The presence of toxin A or B in the stools of patients was not tested; however, toxin A production was demonstrated in all the strains isolated from patients with diarrhea. The production of toxin A and the presence of all the genes in the PaLoc in the clinical isolates strongly suggest that these isolates are capable of causing clinical symptoms. The recovery of toxigenic C. difficile from the hospital environment and the identification of two strain types common to patients and the environment suggest that the environment may be a reservoir and serve as a source of acquisition of toxigenic C. difficile. Sixty-two percent of the patient isolates were identified as type I, which also represented 35.4% of the environmental isolates. None of the patients were in the locations from which environmental isolates were recovered, with the exception of patient 8. No correlation was found between isolate 8 and those recovered from the environment in that unit, raising the possibility of transmission by medical personnel.
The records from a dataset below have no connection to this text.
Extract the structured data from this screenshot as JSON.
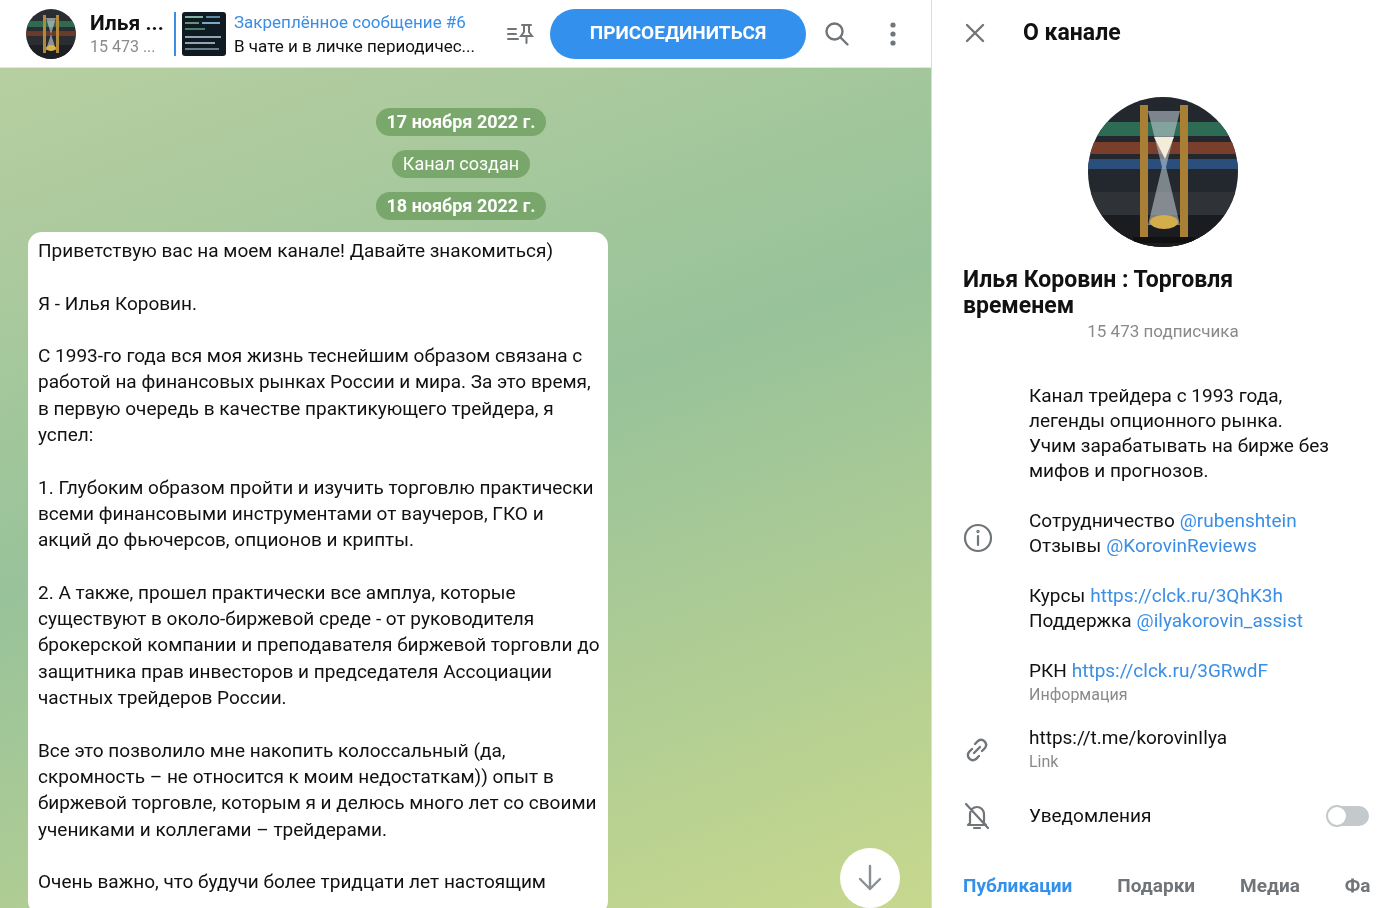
{
  "header": {
    "title": "Илья ...",
    "subtitle": "15 473 ...",
    "pinned": {
      "title": "Закреплённое сообщение #6",
      "text": "В чате и в личке периодичес..."
    },
    "join_button": "ПРИСОЕДИНИТЬСЯ"
  },
  "chat": {
    "service": [
      {
        "kind": "date",
        "text": "17 ноября 2022 г."
      },
      {
        "kind": "service",
        "text": "Канал создан"
      },
      {
        "kind": "date",
        "text": "18 ноября 2022 г."
      }
    ],
    "message": {
      "paragraphs": [
        "Приветствую вас на моем канале! Давайте знакомиться)",
        "Я - Илья Коровин.",
        "С 1993-го года вся моя жизнь теснейшим образом связана с работой на финансовых рынках России и мира. За это время, в первую очередь в качестве практикующего трейдера, я успел:",
        "1. Глубоким образом пройти и изучить торговлю практически всеми финансовыми инструментами от ваучеров, ГКО и акций до фьючерсов, опционов и крипты.",
        "2. А также, прошел практически все амплуа, которые существуют в около-биржевой среде - от руководителя брокерской компании и преподавателя биржевой торговли до защитника прав инвесторов и председателя Ассоциации частных трейдеров России.",
        "Все это позволило мне накопить колоссальный (да, скромность – не относится к моим недостаткам))  опыт в биржевой торговле, которым я и делюсь много лет со своими учениками и коллегами – трейдерами.",
        "Очень важно, что будучи более тридцати лет настоящим"
      ]
    }
  },
  "panel": {
    "title": "О канале",
    "name": "Илья Коровин : Торговля временем",
    "subscribers": "15 473 подписчика",
    "description": "Канал трейдера с 1993 года,\nлегенды опционного рынка.\nУчим зарабатывать на бирже без мифов и прогнозов.",
    "groups": [
      [
        {
          "label": "Сотрудничество",
          "link": "@rubenshtein"
        },
        {
          "label": "Отзывы",
          "link": "@KorovinReviews"
        }
      ],
      [
        {
          "label": "Курсы",
          "link": "https://clck.ru/3QhK3h"
        },
        {
          "label": "Поддержка",
          "link": "@ilyakorovin_assist"
        }
      ],
      [
        {
          "label": "РКН",
          "link": "https://clck.ru/3GRwdF"
        }
      ]
    ],
    "info_caption": "Информация",
    "link": {
      "url": "https://t.me/korovinIlya",
      "caption": "Link"
    },
    "notifications": {
      "label": "Уведомления",
      "on": false
    },
    "tabs": [
      {
        "label": "Публикации",
        "selected": true
      },
      {
        "label": "Подарки",
        "selected": false
      },
      {
        "label": "Медиа",
        "selected": false
      },
      {
        "label": "Фа",
        "selected": false
      }
    ]
  }
}
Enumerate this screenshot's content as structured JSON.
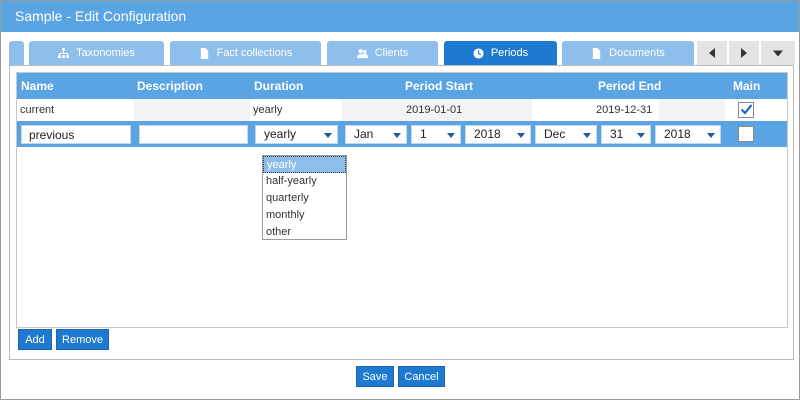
{
  "window": {
    "title": "Sample - Edit Configuration"
  },
  "tabs": [
    {
      "label": "Taxonomies",
      "icon": "hierarchy-icon",
      "active": false
    },
    {
      "label": "Fact collections",
      "icon": "document-icon",
      "active": false
    },
    {
      "label": "Clients",
      "icon": "users-icon",
      "active": false
    },
    {
      "label": "Periods",
      "icon": "clock-icon",
      "active": true
    },
    {
      "label": "Documents",
      "icon": "document-icon",
      "active": false
    }
  ],
  "grid": {
    "columns": {
      "name": "Name",
      "description": "Description",
      "duration": "Duration",
      "period_start": "Period Start",
      "period_end": "Period End",
      "main": "Main"
    },
    "rows": [
      {
        "name": "current",
        "description": "",
        "duration": "yearly",
        "period_start": "2019-01-01",
        "period_end": "2019-12-31",
        "main": true
      }
    ],
    "edit_row": {
      "name": "previous",
      "description": "",
      "duration": "yearly",
      "start_month": "Jan",
      "start_day": "1",
      "start_year": "2018",
      "end_month": "Dec",
      "end_day": "31",
      "end_year": "2018",
      "main": false
    }
  },
  "duration_options": [
    "yearly",
    "half-yearly",
    "quarterly",
    "monthly",
    "other"
  ],
  "duration_selected": "yearly",
  "panel_buttons": {
    "add": "Add",
    "remove": "Remove"
  },
  "footer_buttons": {
    "save": "Save",
    "cancel": "Cancel"
  },
  "colors": {
    "accent": "#5aa4e4",
    "active_tab": "#1e7ad0",
    "inactive_tab": "#8ebfec",
    "button": "#1e7ad0"
  }
}
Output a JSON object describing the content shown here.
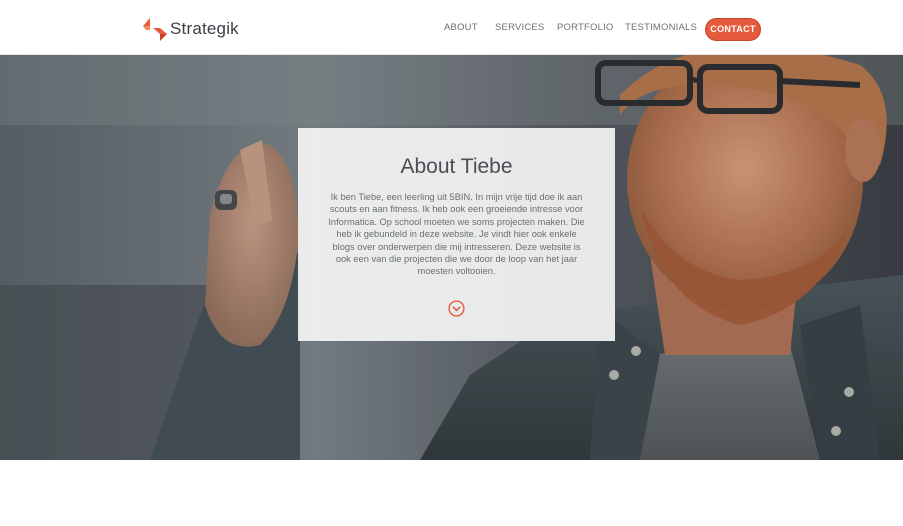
{
  "brand": {
    "name": "Strategik",
    "accent_color": "#e55a3c"
  },
  "nav": {
    "items": [
      {
        "label": "ABOUT"
      },
      {
        "label": "SERVICES"
      },
      {
        "label": "PORTFOLIO"
      },
      {
        "label": "TESTIMONIALS"
      }
    ],
    "contact_label": "CONTACT"
  },
  "hero": {
    "background": "man-with-glasses-photo",
    "card": {
      "title": "About Tiebe",
      "text": "Ik ben Tiebe, een leerling uit 5BIN. In mijn vrije tijd doe ik aan scouts en aan fitness. Ik heb ook een groeiende intresse voor Informatica. Op school moeten we soms projecten maken. Die heb ik gebundeld in deze website. Je vindt hier ook enkele blogs over onderwerpen die mij intresseren. Deze website is ook een van die projecten die we door de loop van het jaar moesten voltooien.",
      "scroll_icon": "chevron-down-circle-icon"
    }
  }
}
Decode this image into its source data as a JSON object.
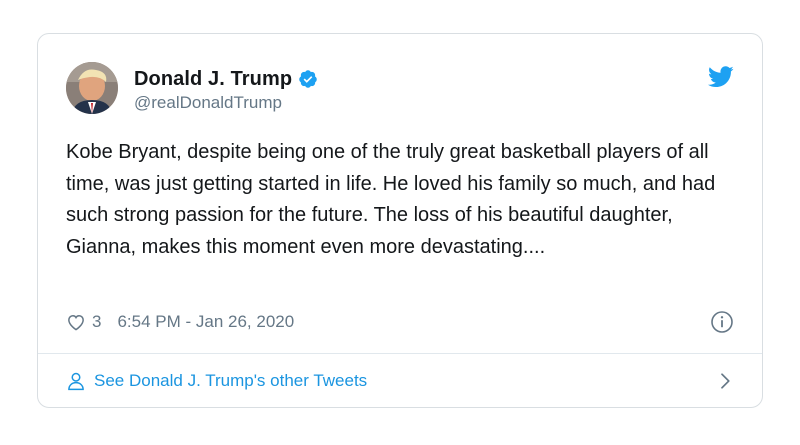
{
  "author": {
    "display_name": "Donald J. Trump",
    "handle": "@realDonaldTrump",
    "verified": true,
    "avatar_icon": "profile-photo"
  },
  "tweet": {
    "text": "Kobe Bryant, despite being one of the truly great basketball players of all time, was just getting started in life. He loved his family so much, and had such strong passion for the future. The loss of his beautiful daughter, Gianna, makes this moment even more devastating...."
  },
  "meta": {
    "like_count": "3",
    "timestamp": "6:54 PM - Jan 26, 2020"
  },
  "footer": {
    "label": "See Donald J. Trump's other Tweets"
  },
  "colors": {
    "accent": "#1da1f2",
    "link": "#1b95e0",
    "secondary_text": "#657786",
    "border": "#d9dee2"
  },
  "icons": [
    "twitter-bird-icon",
    "verified-badge-icon",
    "heart-icon",
    "info-icon",
    "person-icon",
    "chevron-right-icon"
  ]
}
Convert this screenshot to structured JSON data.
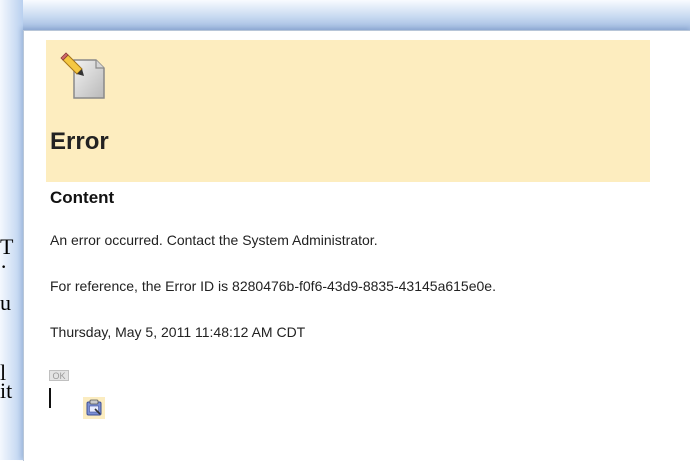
{
  "error": {
    "title": "Error",
    "icon": "document-edit-icon"
  },
  "content": {
    "heading": "Content",
    "message": "An error occurred. Contact the System Administrator.",
    "reference": "For reference, the Error ID is 8280476b-f0f6-43d9-8835-43145a615e0e.",
    "timestamp": "Thursday, May 5, 2011 11:48:12 AM CDT"
  },
  "actions": {
    "ok_label": "OK",
    "tray_icon": "clipboard-icon"
  },
  "background_text": {
    "fragments": [
      "T",
      "·",
      "u",
      "l",
      "it"
    ]
  },
  "colors": {
    "header_bg": "#fdedbf",
    "frame_blue": "#b9d0ef"
  }
}
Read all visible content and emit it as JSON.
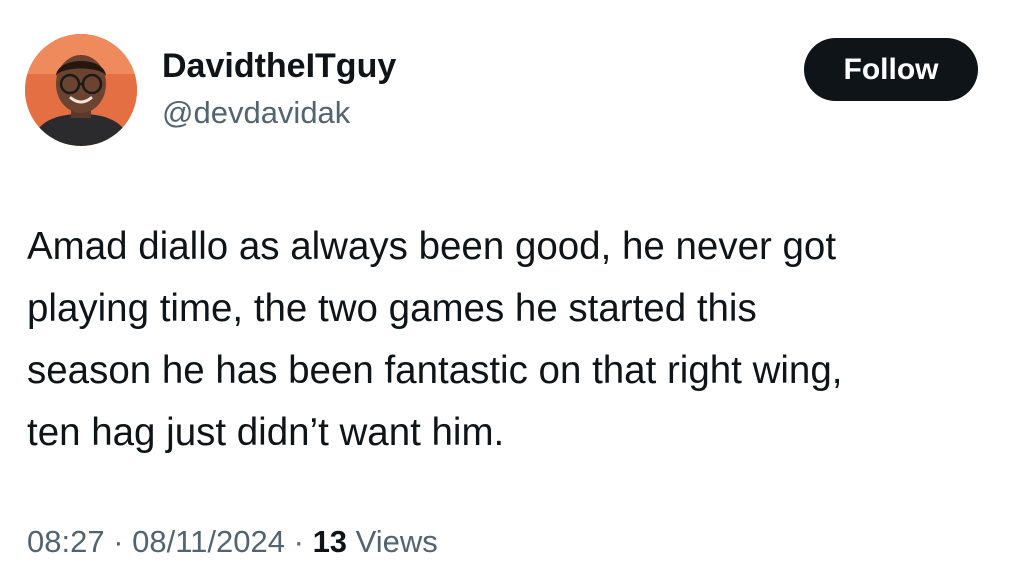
{
  "author": {
    "display_name": "DavidtheITguy",
    "handle": "@devdavidak",
    "avatar_icon": "profile-photo"
  },
  "follow_button": {
    "label": "Follow"
  },
  "tweet": {
    "text_lines": [
      "Amad diallo as always been good, he never got",
      "playing time, the two games he started this",
      "season he has been fantastic on that right wing,",
      "ten hag just didn’t want him."
    ]
  },
  "meta": {
    "time": "08:27",
    "separator": " · ",
    "date": "08/11/2024",
    "views_count": "13",
    "views_label": " Views"
  },
  "colors": {
    "text_primary": "#0f1419",
    "text_secondary": "#536471",
    "button_bg": "#0f1419",
    "avatar_bg": "#e46f43"
  }
}
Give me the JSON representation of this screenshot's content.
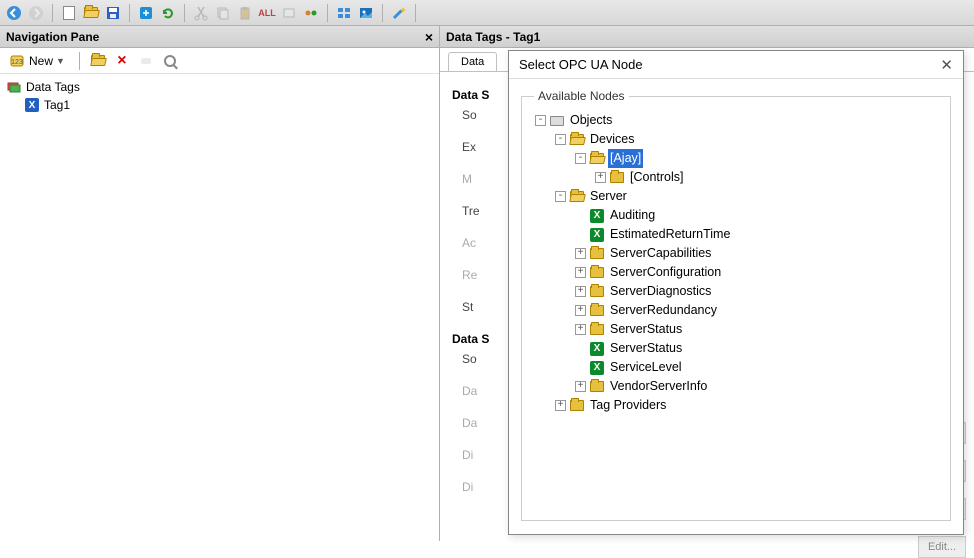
{
  "toolbar": {
    "icons": [
      "back",
      "forward",
      "new-doc",
      "open",
      "save",
      "export",
      "refresh",
      "cut",
      "copy",
      "paste",
      "paste-all",
      "format",
      "link",
      "image",
      "wizard"
    ]
  },
  "nav_pane": {
    "title": "Navigation Pane",
    "new_label": "New",
    "root": "Data Tags",
    "children": [
      "Tag1"
    ]
  },
  "right": {
    "title": "Data Tags - Tag1",
    "tab": "Data",
    "sections": [
      {
        "title": "Data S",
        "fields": [
          {
            "label": "So",
            "dim": false
          },
          {
            "label": "Ex",
            "dim": false
          },
          {
            "label": "M",
            "dim": true
          },
          {
            "label": "Tre",
            "dim": false
          },
          {
            "label": "Ac",
            "dim": true
          },
          {
            "label": "Re",
            "dim": true
          },
          {
            "label": "St",
            "dim": false
          }
        ]
      },
      {
        "title": "Data S",
        "fields": [
          {
            "label": "So",
            "dim": false
          },
          {
            "label": "Da",
            "dim": true
          },
          {
            "label": "Da",
            "dim": true
          },
          {
            "label": "Di",
            "dim": true
          },
          {
            "label": "Di",
            "dim": true
          }
        ]
      }
    ],
    "edit_label": "Edit..."
  },
  "dialog": {
    "title": "Select OPC UA Node",
    "group_label": "Available Nodes",
    "tree": [
      {
        "d": 0,
        "exp": "-",
        "icon": "obj",
        "label": "Objects"
      },
      {
        "d": 1,
        "exp": "-",
        "icon": "folder-open",
        "label": "Devices"
      },
      {
        "d": 2,
        "exp": "-",
        "icon": "folder-open",
        "label": "[Ajay]",
        "selected": true
      },
      {
        "d": 3,
        "exp": "+",
        "icon": "folder",
        "label": "[Controls]"
      },
      {
        "d": 1,
        "exp": "-",
        "icon": "folder-open",
        "label": "Server"
      },
      {
        "d": 2,
        "exp": "",
        "icon": "x",
        "label": "Auditing"
      },
      {
        "d": 2,
        "exp": "",
        "icon": "x",
        "label": "EstimatedReturnTime"
      },
      {
        "d": 2,
        "exp": "+",
        "icon": "folder",
        "label": "ServerCapabilities"
      },
      {
        "d": 2,
        "exp": "+",
        "icon": "folder",
        "label": "ServerConfiguration"
      },
      {
        "d": 2,
        "exp": "+",
        "icon": "folder",
        "label": "ServerDiagnostics"
      },
      {
        "d": 2,
        "exp": "+",
        "icon": "folder",
        "label": "ServerRedundancy"
      },
      {
        "d": 2,
        "exp": "+",
        "icon": "folder",
        "label": "ServerStatus"
      },
      {
        "d": 2,
        "exp": "",
        "icon": "x",
        "label": "ServerStatus"
      },
      {
        "d": 2,
        "exp": "",
        "icon": "x",
        "label": "ServiceLevel"
      },
      {
        "d": 2,
        "exp": "+",
        "icon": "folder",
        "label": "VendorServerInfo"
      },
      {
        "d": 1,
        "exp": "+",
        "icon": "folder",
        "label": "Tag Providers"
      }
    ]
  }
}
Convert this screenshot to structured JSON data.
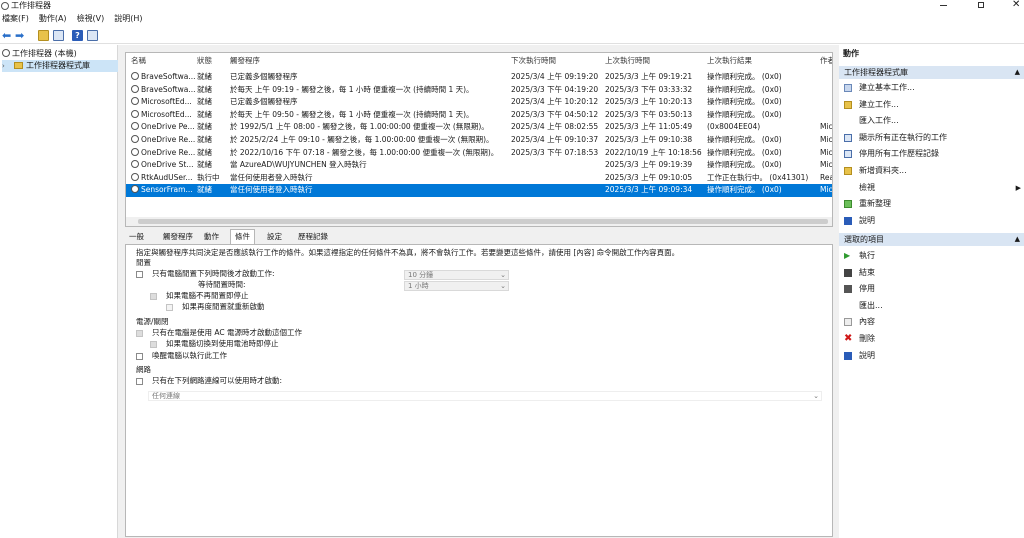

It is interesting that the strains analyzed in this study constituted a mostly homogenous group, that all were toxigenic, and that the most distant types were 68% related as determined by Dice coefficient analysis. The degree of relatedness observed in these isolates may indicate that specific strain types are common to certain geographical areas. Further studies are in progress to obtain a better understanding of the epidemiology of CDAD in Belarus.